The French-German TV channel Arte restored the film in 2006 and Staatsphilharmonie Rheinland-Pfalz, conducted by Frank Strobel recorded Mascagni's score.

==Plot==
Elderly Countess Alba d'Oltrevita hosts a party in her castle, but remains behind after the guests depart, mourning her lost youth. Mephistopheles, depicted in a painting, emerges and offers her renewed youth on the condition that she never falls in love again. Alba accepts.

As a young woman, Alba is courted by two brothers, Tristano and Sergio. Although she rejects Sergio, she falls in love with Tristano. When Tristano kisses her, Sergio, distraught, commits suicide. Tristano, overwhelmed with guilt, leaves.

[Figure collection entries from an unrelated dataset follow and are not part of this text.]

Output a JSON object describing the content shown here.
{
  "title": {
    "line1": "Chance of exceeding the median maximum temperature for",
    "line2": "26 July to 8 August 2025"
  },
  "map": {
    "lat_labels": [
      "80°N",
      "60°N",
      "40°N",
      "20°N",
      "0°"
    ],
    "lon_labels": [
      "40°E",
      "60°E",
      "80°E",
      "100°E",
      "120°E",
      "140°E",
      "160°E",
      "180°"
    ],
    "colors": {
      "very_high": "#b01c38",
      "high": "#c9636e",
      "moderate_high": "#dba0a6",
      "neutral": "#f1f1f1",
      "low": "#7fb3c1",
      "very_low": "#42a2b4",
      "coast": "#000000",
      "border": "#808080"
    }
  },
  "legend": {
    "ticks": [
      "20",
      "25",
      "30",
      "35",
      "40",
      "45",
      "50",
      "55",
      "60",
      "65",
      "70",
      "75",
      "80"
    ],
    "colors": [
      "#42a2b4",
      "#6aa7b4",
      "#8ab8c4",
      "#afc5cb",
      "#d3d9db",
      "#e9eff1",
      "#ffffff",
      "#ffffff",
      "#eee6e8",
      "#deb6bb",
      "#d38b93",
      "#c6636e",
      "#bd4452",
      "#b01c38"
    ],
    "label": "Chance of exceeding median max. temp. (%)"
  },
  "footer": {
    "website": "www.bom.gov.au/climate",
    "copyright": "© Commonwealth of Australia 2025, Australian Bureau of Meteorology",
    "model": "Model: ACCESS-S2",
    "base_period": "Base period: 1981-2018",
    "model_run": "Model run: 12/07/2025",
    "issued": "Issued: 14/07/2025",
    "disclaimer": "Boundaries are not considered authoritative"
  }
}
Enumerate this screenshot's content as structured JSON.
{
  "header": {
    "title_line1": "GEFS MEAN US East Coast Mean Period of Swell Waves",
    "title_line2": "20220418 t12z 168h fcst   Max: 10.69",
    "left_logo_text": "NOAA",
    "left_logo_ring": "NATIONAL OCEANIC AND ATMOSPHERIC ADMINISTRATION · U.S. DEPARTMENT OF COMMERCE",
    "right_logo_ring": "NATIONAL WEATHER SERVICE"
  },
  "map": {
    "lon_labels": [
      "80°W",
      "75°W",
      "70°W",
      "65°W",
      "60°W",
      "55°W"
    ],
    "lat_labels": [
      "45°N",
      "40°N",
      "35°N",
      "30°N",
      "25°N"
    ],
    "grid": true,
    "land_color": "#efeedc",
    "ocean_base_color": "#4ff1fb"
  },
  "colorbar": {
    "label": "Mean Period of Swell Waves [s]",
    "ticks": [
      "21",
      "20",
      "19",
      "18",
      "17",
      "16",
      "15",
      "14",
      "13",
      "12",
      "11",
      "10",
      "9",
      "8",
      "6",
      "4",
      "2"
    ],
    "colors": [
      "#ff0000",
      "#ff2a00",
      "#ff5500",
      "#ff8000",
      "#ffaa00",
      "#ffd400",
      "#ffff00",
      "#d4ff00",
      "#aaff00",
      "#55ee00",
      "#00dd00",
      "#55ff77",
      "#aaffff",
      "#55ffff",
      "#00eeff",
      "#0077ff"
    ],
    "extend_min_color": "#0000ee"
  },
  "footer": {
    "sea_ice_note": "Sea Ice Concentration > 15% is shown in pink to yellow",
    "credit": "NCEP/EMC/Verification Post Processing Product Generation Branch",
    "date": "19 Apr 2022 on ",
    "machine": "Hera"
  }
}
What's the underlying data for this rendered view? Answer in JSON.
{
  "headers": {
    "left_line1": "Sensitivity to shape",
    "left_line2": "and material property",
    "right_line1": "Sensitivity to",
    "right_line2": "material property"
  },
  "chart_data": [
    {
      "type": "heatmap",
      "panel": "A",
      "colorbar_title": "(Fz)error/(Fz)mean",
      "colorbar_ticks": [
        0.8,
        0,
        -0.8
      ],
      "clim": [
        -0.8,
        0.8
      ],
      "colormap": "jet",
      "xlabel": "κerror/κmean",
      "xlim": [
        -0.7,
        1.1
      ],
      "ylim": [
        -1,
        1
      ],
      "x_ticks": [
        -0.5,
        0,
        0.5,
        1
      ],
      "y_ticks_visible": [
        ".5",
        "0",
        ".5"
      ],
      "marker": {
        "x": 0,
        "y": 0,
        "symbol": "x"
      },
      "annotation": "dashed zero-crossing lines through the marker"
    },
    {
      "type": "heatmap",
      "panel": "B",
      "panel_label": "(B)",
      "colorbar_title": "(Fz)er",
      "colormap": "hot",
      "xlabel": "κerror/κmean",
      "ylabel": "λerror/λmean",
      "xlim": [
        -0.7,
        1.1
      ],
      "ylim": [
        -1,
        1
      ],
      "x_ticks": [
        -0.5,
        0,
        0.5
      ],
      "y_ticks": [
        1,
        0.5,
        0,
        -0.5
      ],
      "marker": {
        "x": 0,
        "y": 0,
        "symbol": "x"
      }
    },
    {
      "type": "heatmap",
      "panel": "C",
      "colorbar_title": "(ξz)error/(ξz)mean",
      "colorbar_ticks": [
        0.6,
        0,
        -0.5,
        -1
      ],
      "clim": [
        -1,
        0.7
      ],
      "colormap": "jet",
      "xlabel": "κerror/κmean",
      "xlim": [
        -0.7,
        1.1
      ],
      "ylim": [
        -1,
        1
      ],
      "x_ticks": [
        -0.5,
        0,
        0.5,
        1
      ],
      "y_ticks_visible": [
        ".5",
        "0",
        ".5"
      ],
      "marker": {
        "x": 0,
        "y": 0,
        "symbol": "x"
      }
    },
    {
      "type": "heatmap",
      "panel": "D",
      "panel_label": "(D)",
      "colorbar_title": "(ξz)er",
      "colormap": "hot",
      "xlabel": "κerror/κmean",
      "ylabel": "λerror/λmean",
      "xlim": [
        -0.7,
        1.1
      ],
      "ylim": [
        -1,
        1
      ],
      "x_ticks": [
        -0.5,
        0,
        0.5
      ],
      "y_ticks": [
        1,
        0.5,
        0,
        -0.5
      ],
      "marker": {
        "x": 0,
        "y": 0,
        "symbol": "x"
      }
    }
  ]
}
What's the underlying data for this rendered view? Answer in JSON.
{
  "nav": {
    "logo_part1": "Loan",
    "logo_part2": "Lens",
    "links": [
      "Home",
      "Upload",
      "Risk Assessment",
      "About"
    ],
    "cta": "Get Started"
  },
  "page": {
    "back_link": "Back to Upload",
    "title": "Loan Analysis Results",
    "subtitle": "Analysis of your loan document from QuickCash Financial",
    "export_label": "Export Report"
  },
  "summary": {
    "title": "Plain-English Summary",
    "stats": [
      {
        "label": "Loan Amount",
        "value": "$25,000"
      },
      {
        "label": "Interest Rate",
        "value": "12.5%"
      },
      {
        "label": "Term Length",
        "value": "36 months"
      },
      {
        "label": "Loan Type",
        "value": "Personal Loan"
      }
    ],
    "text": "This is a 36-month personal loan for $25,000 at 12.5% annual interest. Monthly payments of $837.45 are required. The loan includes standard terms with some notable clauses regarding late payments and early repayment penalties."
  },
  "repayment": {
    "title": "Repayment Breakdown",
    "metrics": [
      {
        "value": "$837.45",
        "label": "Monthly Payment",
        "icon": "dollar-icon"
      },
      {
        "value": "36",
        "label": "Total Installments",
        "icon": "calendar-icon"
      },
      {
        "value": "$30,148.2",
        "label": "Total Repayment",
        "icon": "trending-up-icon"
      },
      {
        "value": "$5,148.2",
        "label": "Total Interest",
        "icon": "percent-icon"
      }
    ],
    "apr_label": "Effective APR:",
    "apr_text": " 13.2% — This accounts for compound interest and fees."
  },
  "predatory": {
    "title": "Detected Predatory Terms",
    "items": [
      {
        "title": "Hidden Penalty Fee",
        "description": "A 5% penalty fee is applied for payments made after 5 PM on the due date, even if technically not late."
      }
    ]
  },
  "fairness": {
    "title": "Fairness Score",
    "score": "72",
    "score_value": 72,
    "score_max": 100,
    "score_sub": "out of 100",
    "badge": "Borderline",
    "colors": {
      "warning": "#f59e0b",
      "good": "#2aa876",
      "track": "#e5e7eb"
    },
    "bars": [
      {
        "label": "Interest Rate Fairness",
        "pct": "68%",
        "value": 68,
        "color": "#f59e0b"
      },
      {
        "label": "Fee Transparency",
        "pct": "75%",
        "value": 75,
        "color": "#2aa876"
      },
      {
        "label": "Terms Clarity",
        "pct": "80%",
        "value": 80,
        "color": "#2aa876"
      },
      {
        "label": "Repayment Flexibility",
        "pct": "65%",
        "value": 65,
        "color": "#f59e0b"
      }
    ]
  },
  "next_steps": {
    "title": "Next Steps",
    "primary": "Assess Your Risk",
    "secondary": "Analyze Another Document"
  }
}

In the aftermath, Alba isolates herself in the castle, consumed by her feelings for Tristano. Mephistopheles tells her that Tristano rides past the mountains each night, prompting her to prepare the castle to receive him. Expecting his arrival, she instead encounters Mephistopheles, who restores her old age as punishment for breaking her vow. Alba gazes at her reflection in a pond and dies.

==Themes==
Rapsodia Satanica reimagines the Faust myth with a female protagonist, Alba d'Oltrevita. Unlike traditional versions, which typically center on a male scholar, the film frames the narrative through a woman's pact with Mephistopheles.

==Reception==
Anthony Kobal described Rapsodia Satanica as "one of the finest achievements of the early Italian cinema" and "one of the summits of what was later called the tail coat film." Other critics considered it an "original film adaptation of the 'Faust' legend", noting that Mascagni drew inspiration from Wagner's Tristan for the film score.